Can i get 403 status
Hi.
I guess this question might be a bit dumb, but i wanted to ask how does the crawlee work with requests?
If i want to access some particular website using pure request or axios i get 403 error, but with cralwee cheerioCrawler, i get the result i want.
I figured out the retry mechanism and the session rotation has to do something with it since it happened few times with my use case.
I know it's too much to ask, but just wondering like if its going trough some proxy's, how are user agents handled, tls handshake etc.

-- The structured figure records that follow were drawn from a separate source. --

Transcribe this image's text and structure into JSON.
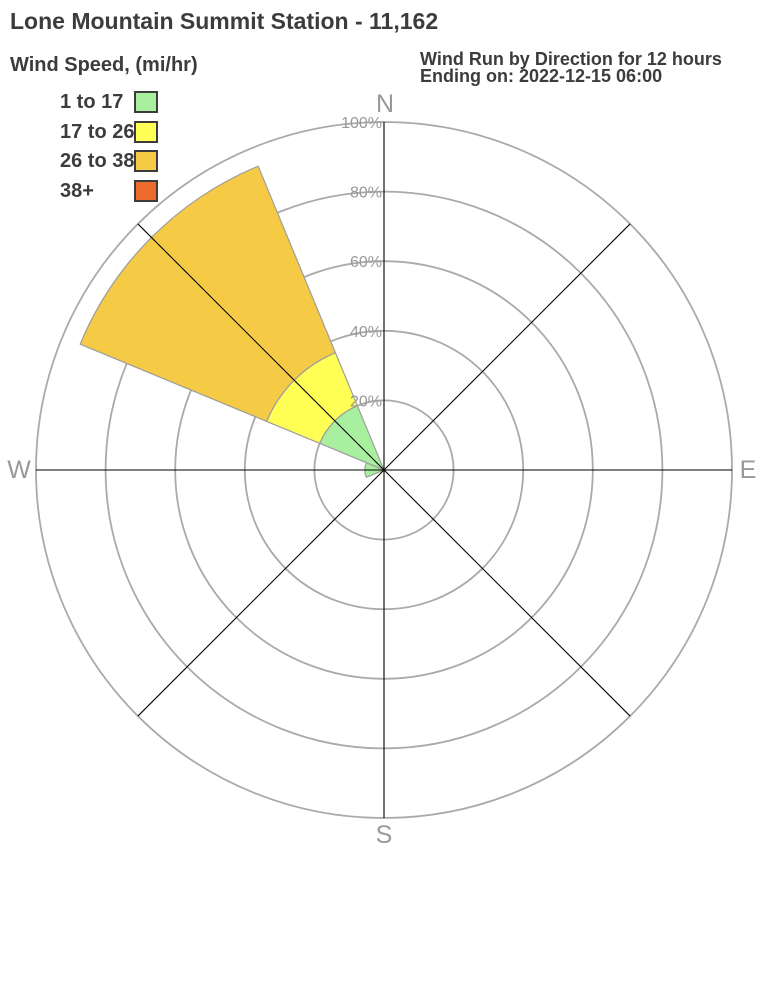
{
  "page": {
    "title": "Lone Mountain Summit Station - 11,162"
  },
  "colors": {
    "background": "#ffffff",
    "ring": "#aaaaaa",
    "axis": "#000000",
    "muted_text": "#999999",
    "dark_text": "#3c3c3c",
    "wedge_outline": "#9d9d9d"
  },
  "chart_data": {
    "type": "windrose",
    "title": "Wind Run by Direction for 12 hours",
    "subtitle": "Ending on: 2022-12-15 06:00",
    "units_label": "Wind Speed, (mi/hr)",
    "value_unit": "percent of wind run",
    "sector_width_deg": 45,
    "rings_percent": [
      20,
      40,
      60,
      80,
      100
    ],
    "ring_labels": [
      "20%",
      "40%",
      "60%",
      "80%",
      "100%"
    ],
    "compass": [
      {
        "label": "N",
        "deg": 0
      },
      {
        "label": "E",
        "deg": 90
      },
      {
        "label": "S",
        "deg": 180
      },
      {
        "label": "W",
        "deg": 270
      }
    ],
    "speed_bins": [
      {
        "label": "1 to 17",
        "color": "#a8f0a0"
      },
      {
        "label": "17 to 26",
        "color": "#ffff55"
      },
      {
        "label": "26 to 38",
        "color": "#f5cb45"
      },
      {
        "label": "38+",
        "color": "#ec6c2c"
      }
    ],
    "directions": [
      {
        "direction": "NW",
        "center_deg": 315,
        "values_percent": [
          20,
          16.5,
          58,
          0
        ],
        "total_percent": 94.5
      },
      {
        "direction": "W",
        "center_deg": 270,
        "values_percent": [
          5.5,
          0,
          0,
          0
        ],
        "total_percent": 5.5
      }
    ]
  }
}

I'm asking all of this since I'm wondering if the website could block me again somehow? 😄
Sorry for a newbie question again 🙂
2 Replies
broad-brown•2y ago
crawlee handless a lot of the blocking prevention automatically and manages the the site's limits, changes fingerprints, manages request pools, MUCH better than anything else, especially axios requests or http requests which do nothing
most of the time you don't need to worry and crawlee does 99% of the behind the scenes work and you can on occasion rarely get blocked from sites if you are doing continous tests back to back at times or just by chance
mostly it has to do with how it makes you loook more like a realistic user
i don't know too much about much of it but like i said it is handled by crawlee and you can mess with some of the settings in the crawler like in the links below but its not going to do much moost of the time
that was the reason i switched to crawlee cause i would get blocked from practically every site i would scrape outside of amazon
there are ways and tutorials oou can find to use proxies in regular axios requests when scraping with cheerio or another library but crawlee is more often than not superior
but check out more of this if you want to rotate proxies and avoid getting blocked
https://crawlee.dev/docs/guides/proxy-management
https://crawlee.dev/docs/guides/proxy-management
Proxy Management | Crawlee
Using proxies to get around those annoying IP-blocks
rival-black•2y ago
There are lot of things: header generation, browser-like cyphers, http2, proxy rotation etc. For deeper understanding - https://docs.apify.com/academy/anti-scraping
Anti-scraping protections | Academy | Apify Documentation
Understand the various anti-scraping measures different sites use to prevent bots from accessing them, and how to appear more human to fix these issues.